Compliance Costs Are Not Incidental
The costs of compliance may be worth the return in the health IT market—if IT companies can afford those costs in the first place. The increasing federal intervention in the health-care market, as EMRs and the ACA (Obamacare) legislation indicate (“Health Premiums Up $3,000; Obama Vowed $2,500 Cut”), do little to improve the problems that are arguably the result of over-regulation. Compounding the problem is concern about IT spending in the face of an economy that simply isn’t recovering. ZDNet (“CEOs, CFOs bummed about economy: Can IT spending hold up?”) asks, “Can information technology spending hold up when both CEOs and CFOs are cutting expectations for the U.S. economy?…Given both CEOs and CFOs are bummed about the economy it’s only a matter of time before tech executives start getting a lot of questions about their projects and budgets.” IT, although not unaffected by economic conditions, has remained fairly strong owing to constantly growing demand for services. But these services must still be paid for, and as customers run low on money, spending may decrease or, at least, fail to grow significantly.
Beware Health Care
As a Washington Times article (“ORIENT: Health care is the next bubble”) notes, “People generally don’t recognize a bubble until it bursts.” IT companies are keenly aware of the danger of bubbles, having been near the heart of the so-called dot-com boom (and bust). Bubbles arise from unsustainably high levels of spending and valuation; the result, when the market recognizes the problem, is a bust. The housing market is a more recent example. Education (particularly higher education, but also lower levels as well) is a bubble that is on the verge of bursting—student loan debt is dwarfing the ability of graduates to pay given the dismal job market (“The Mad as Hell Generation”).

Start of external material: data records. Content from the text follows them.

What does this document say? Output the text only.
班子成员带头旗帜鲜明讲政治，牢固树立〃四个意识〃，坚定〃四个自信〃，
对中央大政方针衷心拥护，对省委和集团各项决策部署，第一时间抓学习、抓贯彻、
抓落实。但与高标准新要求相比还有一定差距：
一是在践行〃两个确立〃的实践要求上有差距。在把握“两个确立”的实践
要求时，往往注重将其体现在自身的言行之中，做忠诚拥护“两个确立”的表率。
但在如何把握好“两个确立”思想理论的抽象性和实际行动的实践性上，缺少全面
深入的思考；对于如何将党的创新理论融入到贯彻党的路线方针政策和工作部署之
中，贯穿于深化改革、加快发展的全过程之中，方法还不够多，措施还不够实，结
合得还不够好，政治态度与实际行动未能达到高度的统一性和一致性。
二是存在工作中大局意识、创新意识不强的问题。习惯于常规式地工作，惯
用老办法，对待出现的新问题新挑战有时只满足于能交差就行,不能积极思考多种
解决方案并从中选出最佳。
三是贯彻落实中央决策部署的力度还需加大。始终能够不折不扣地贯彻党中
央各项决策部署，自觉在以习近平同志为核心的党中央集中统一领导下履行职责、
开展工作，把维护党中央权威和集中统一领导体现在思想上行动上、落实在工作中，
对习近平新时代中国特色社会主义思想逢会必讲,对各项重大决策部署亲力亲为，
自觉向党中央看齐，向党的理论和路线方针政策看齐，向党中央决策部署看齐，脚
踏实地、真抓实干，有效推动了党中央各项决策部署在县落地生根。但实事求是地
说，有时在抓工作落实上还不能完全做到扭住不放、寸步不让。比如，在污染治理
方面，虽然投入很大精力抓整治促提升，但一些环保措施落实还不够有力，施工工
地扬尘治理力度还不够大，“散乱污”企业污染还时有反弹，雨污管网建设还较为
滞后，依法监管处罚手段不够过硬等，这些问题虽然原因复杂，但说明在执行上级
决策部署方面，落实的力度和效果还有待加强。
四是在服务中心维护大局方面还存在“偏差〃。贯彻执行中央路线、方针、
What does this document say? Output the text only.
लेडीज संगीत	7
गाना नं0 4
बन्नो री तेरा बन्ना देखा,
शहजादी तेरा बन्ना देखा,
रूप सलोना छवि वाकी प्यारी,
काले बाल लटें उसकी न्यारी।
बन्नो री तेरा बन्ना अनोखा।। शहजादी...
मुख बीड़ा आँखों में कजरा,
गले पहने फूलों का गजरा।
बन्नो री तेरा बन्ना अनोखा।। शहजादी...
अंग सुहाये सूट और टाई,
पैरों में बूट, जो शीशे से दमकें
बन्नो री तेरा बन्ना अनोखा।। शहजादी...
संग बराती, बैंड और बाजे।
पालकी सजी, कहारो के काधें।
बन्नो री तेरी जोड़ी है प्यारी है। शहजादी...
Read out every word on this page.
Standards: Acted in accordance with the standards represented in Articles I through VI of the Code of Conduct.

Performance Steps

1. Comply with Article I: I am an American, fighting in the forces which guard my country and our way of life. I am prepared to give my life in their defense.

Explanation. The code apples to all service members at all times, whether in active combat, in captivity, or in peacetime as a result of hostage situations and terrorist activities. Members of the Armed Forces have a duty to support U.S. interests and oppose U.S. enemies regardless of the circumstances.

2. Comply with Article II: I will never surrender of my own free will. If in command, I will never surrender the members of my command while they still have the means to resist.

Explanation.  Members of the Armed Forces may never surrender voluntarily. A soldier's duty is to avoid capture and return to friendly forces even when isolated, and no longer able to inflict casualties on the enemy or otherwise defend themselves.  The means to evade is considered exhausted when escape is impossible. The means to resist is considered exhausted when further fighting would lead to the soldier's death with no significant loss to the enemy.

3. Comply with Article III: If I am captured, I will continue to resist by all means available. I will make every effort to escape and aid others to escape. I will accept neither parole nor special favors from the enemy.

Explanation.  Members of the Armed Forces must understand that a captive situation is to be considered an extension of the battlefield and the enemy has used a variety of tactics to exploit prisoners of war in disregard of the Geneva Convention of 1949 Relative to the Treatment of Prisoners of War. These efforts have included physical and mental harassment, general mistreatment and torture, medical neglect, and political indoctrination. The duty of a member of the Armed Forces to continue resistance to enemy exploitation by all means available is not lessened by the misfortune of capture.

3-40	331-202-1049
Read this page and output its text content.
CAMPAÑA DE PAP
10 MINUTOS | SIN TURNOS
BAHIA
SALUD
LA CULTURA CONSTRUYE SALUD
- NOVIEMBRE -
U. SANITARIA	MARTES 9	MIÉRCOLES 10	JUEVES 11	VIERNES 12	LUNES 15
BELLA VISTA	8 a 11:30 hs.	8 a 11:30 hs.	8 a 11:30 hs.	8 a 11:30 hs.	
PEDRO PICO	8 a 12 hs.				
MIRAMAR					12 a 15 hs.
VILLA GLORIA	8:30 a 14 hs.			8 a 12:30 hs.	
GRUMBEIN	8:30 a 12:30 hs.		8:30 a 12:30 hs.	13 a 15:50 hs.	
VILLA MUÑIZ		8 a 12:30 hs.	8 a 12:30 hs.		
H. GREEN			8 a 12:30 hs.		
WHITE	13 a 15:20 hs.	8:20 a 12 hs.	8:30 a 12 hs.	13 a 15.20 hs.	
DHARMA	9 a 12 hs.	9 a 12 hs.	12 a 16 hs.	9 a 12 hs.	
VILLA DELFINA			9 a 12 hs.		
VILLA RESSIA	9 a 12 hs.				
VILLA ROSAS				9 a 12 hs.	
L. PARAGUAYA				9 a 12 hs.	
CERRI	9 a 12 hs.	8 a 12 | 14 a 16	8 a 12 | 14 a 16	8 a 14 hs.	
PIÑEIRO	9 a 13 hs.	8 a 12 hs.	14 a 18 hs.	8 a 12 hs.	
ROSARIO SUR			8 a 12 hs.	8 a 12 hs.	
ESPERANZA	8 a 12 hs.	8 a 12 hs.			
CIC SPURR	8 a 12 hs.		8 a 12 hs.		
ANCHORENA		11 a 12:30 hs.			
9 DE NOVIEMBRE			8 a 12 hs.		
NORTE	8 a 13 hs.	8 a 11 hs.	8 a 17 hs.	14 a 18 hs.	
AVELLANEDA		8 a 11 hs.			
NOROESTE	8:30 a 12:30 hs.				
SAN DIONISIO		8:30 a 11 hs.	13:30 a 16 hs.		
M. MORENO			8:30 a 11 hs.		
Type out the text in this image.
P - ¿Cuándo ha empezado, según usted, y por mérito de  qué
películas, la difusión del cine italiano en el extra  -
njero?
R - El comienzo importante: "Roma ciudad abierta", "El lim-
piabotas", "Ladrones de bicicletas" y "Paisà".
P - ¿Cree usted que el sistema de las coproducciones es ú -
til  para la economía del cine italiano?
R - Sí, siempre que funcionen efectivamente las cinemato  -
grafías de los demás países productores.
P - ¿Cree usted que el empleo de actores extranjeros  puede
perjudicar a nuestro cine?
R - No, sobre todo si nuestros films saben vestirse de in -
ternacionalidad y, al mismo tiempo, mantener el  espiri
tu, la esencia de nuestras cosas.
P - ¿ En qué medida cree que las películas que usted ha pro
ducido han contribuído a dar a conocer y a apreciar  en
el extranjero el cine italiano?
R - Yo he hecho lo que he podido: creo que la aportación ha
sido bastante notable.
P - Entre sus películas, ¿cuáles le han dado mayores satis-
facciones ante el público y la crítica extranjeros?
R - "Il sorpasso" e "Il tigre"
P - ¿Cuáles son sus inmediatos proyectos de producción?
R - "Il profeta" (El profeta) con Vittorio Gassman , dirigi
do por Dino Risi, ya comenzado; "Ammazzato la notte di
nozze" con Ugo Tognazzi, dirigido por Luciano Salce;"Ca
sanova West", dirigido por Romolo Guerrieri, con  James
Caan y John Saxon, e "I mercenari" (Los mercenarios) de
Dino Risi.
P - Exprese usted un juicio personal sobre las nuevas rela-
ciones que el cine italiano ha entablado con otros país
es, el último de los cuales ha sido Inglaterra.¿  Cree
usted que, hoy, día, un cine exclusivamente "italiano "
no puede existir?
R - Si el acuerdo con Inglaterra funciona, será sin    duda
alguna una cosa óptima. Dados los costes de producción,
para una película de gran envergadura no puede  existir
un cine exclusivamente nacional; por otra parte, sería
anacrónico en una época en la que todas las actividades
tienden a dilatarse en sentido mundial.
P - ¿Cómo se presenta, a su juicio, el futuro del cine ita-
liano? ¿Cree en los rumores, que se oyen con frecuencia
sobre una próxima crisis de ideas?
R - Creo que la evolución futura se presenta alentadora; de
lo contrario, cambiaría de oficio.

Health care is another such bubble in the making. The system of insurance props up astronomical costs, and that system is being further inflated by the laughably named Affordable Care Act (ACA—Obamacare). Medical expenses for trauma and chronic diseases often exceed the ability of patients to pay, and insurance premiums are increasingly stifling to individuals and families facing stagnant wages (“Report: Median Income Worse Now Than It Was During Great Recession”)—all raising the specter of a bubble on the verge of bursting.
IT companies must weigh this risk as they consider whether to enter the information side of the health-care market. For some companies, even this risk may be worth the potential rewards of a still burgeoning segment. The danger to companies in IT may be less direct, however: instead of losing investments, they may simple face the kind of broader economic shockwaves that resulted from the housing meltdown.
Compliance: The Word of the Decade
IT companies have some opportunities in the realm of electronic medical records, but the broader health market is looking more bearish than bullish. Exactly what a bust would look like, and how it would affect IT specifically, is less clear. Regulations and compliance are the order of the day in the health industry—including IT’s role therein—but a bust in this market might lead to a recognition of something the Internet has demonstrated quite well: a little freedom (and responsibility) goes a long way.